Come lottare per il socialismo?

Caro direttore,

ho letto l’articolo che mi hai inviato di Giuliano Garavini (Aprile on line del 16 novembre) e mi sono profondamente rattristato. Avevo apprezzato sul Menabò e su altre riviste altri articoli di Garavini e mi attendevo da lui un valido contributo alla battaglia che molti compagni stanno conducendo dentro e fuori i DS per impedire la picconata che Curia e Confindustria vogliono dare a questo partito per andare tutti, sotto la guida di Parisi e Rutelli, a ricostituire il Partito Democratico (cristiano). Ho trovato invece un duro attacco alla socialdemocrazia europea, una presa in giro del ruolo del PSE al Parlamento europeo e la proposta di liberarci per sempre di ogni riferimento al socialismo. Il tutto, ovviamente, in nome di una vera sinistra.

Non ignoro affatto che molte critiche di Garavini alla socialdemocrazia europea sono fondate. E’ indubbio che essa sta attraversando una crisi e che questa crisi nasce a sua volta dalla crisi di quel Welfare State che è merito della socialdemocrazia europea avere fondato come mezzo per affermare in concreto quei diritti universali di cittadinanza che i socialisti hanno per primi proclamato come conquista inalienabile e come superamento delle concezioni assistenziali proprie della Chiesa cattolica.

Che a questa crisi si sarebbe giunti era stato visto tempestivamente da molti studiosi e dalla stesso PCI: Garavini non ha che da sfogliare libri e riviste dal 1960 in poi. Ma Garavini dovrebbe anche documentarsi su tutto ciò che di positivo il Welfare State socialdemocratico ha portato in Europa e non solo in Europa occidentale: veda le inchieste sugli ex paesi cosiddetti di democrazia popolare e sul profondo rimpianto che servizi sanitari nazionali e altre forme di sicurezza sociale garantivano ai cittadini. Troppi hanno pagato la riconquista della libertà e della democrazia con la perdita della sicurezza.

Vorrei ricordare a Garavini un vecchio articolo di Albert Einstein (1948) in cui si affermava che il vero scopo del socialismo era ed è quello di andare oltre “la fase predatoria dello sviluppo umano” per costruire un modello sociale capace di conciliare, nella libertà e nella democrazia, il benessere del singolo individuo con quello della comunità e della collettività. Einstein non si nascondeva la difficoltà del compito e tra i compiti difficili da affrontare indicava quello del passaggio ad un sistema educativo non più volto ad esaltare la competitività e il successo personale, ma volto in primo luogo a sottolineare l’importanza di essere e sentirsi membri di una società.
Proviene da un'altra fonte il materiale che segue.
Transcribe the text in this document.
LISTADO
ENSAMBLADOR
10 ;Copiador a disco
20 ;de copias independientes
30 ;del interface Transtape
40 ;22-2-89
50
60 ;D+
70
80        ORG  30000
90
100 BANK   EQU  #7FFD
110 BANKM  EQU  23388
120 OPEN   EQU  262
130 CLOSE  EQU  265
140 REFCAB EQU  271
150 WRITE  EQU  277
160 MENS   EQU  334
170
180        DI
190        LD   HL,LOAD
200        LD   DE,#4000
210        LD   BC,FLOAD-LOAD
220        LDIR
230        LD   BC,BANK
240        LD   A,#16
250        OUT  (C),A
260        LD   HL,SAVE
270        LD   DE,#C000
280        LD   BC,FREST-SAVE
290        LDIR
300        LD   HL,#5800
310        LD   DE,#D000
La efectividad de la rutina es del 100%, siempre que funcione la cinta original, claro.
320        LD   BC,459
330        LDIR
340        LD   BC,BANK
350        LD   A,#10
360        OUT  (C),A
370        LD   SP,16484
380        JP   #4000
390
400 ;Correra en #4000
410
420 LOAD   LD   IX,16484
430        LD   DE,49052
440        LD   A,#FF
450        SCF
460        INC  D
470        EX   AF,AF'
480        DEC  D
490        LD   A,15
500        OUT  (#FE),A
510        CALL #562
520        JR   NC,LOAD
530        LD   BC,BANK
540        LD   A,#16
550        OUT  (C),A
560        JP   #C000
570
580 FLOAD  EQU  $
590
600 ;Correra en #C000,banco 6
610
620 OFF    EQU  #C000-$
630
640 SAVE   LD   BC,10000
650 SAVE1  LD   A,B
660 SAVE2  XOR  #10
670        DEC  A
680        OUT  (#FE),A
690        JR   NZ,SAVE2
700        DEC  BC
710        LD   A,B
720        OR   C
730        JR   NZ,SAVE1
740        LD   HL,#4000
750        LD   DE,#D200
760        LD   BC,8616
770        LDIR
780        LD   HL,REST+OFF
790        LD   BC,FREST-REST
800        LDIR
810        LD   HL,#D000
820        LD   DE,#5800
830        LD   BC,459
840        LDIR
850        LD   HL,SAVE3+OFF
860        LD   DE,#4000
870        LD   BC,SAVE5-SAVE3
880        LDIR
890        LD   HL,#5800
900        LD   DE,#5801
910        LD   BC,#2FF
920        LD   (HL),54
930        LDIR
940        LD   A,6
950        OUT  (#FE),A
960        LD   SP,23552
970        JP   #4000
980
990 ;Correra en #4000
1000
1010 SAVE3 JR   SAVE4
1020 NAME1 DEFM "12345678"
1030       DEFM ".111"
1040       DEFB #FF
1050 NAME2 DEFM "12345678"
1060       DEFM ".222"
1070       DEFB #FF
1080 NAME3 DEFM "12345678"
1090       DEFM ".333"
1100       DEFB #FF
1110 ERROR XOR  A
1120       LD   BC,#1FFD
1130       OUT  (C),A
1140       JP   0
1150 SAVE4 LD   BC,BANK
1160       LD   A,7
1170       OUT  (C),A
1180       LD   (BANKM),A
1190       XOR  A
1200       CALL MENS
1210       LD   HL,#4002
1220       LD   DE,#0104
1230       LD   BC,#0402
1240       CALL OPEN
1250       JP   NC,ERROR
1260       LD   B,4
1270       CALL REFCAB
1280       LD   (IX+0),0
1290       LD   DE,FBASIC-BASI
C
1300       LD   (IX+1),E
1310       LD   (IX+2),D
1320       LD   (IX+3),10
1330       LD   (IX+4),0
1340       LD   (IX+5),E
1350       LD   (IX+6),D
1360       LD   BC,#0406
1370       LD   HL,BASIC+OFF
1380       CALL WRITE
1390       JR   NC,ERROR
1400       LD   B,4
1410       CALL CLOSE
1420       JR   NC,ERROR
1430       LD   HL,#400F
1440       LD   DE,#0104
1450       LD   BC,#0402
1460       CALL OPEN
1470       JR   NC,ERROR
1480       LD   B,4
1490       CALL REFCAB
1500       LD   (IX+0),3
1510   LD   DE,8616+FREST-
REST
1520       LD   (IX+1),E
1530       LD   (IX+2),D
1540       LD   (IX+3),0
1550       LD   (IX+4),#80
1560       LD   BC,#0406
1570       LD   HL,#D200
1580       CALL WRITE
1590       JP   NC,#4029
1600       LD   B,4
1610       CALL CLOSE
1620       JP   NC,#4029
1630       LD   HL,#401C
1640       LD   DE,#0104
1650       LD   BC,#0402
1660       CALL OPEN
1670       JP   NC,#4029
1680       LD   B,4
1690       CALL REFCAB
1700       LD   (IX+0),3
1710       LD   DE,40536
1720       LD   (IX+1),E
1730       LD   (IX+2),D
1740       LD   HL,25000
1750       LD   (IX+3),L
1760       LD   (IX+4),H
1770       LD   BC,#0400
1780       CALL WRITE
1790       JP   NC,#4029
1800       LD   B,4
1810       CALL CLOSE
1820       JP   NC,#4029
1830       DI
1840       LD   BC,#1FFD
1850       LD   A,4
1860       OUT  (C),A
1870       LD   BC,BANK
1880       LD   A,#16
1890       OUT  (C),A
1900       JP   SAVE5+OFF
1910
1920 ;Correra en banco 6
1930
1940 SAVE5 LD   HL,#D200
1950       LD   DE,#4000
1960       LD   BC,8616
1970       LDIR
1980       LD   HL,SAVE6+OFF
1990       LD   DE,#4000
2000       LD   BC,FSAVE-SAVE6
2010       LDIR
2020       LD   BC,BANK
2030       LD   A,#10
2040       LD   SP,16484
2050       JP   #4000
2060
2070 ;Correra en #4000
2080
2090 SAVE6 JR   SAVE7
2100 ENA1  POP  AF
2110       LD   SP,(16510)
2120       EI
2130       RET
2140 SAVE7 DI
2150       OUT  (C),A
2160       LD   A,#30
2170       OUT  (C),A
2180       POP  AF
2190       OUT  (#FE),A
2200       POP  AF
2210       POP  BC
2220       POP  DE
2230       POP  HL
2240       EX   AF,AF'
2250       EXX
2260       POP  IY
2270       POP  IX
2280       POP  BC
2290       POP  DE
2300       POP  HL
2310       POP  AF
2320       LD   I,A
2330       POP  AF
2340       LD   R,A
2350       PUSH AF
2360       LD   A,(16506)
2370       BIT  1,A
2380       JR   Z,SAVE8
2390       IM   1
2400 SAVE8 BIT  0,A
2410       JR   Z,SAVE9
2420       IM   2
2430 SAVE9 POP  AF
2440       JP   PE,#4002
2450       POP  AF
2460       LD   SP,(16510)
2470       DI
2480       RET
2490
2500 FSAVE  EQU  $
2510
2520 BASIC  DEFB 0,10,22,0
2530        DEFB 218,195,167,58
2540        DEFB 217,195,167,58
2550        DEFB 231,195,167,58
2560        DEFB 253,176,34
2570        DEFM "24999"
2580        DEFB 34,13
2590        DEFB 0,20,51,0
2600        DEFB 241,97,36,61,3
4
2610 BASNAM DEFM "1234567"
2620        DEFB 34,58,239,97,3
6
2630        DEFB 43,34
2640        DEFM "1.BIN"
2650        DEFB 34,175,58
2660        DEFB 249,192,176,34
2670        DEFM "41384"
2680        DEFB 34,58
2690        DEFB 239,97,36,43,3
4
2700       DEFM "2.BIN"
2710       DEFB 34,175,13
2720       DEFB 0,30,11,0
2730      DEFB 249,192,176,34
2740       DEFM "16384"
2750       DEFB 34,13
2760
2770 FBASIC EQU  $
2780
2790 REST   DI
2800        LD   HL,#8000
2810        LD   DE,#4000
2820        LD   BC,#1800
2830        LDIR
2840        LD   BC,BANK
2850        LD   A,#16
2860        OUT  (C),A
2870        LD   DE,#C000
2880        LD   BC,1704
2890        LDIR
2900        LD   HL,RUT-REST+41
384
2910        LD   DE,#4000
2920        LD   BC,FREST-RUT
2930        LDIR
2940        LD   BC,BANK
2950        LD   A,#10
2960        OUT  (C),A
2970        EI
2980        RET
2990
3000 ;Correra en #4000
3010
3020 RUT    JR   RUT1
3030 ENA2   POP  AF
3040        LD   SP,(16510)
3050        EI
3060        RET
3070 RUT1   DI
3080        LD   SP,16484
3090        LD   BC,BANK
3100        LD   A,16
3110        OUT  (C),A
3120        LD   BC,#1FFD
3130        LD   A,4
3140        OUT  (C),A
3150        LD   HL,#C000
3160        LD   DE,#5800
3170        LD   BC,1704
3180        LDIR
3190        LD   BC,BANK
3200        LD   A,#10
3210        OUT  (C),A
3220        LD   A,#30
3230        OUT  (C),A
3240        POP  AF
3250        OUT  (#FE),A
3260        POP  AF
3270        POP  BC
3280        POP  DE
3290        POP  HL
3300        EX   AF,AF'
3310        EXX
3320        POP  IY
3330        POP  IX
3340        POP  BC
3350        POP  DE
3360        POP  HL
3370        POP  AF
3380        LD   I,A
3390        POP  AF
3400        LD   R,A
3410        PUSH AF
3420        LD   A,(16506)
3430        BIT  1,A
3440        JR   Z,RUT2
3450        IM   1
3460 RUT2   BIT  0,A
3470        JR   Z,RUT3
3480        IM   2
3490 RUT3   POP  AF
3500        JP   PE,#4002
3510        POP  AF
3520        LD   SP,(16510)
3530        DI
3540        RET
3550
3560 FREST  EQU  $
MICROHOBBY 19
Che non è solo la società degli operai e dei contadini – aggiungo io – ma è la società delle persone umane, non ignorata dal Marx giovane e dal Marx filosofo.

Purtroppo, nel dibattito che è in corso oggi nella sinistra italiana, nessuno sforzo viene compiuto per affrontare sul piano teorico e pratico la crisi e riprendere i fili che studiosi ben noti al Menabò hanno lasciato da tessere. Si discute solo di nomi, di soluzioni organizzative, del ruolo da garantire a Prodi ( e Rutelli), del modo per aggirare i problemi veri – a partire da quelli economici – e combinare insieme le tante ambizioni personali. Ed è doloroso vedere persone di valore non capire l’attrazione che i valori e i simboli del socialismo – a partire dal nome – ancora esercitano su milioni di persone che dovrebbero essere coinvolte nella lotta per affermarlo in una libera società e in un mercato trasparente.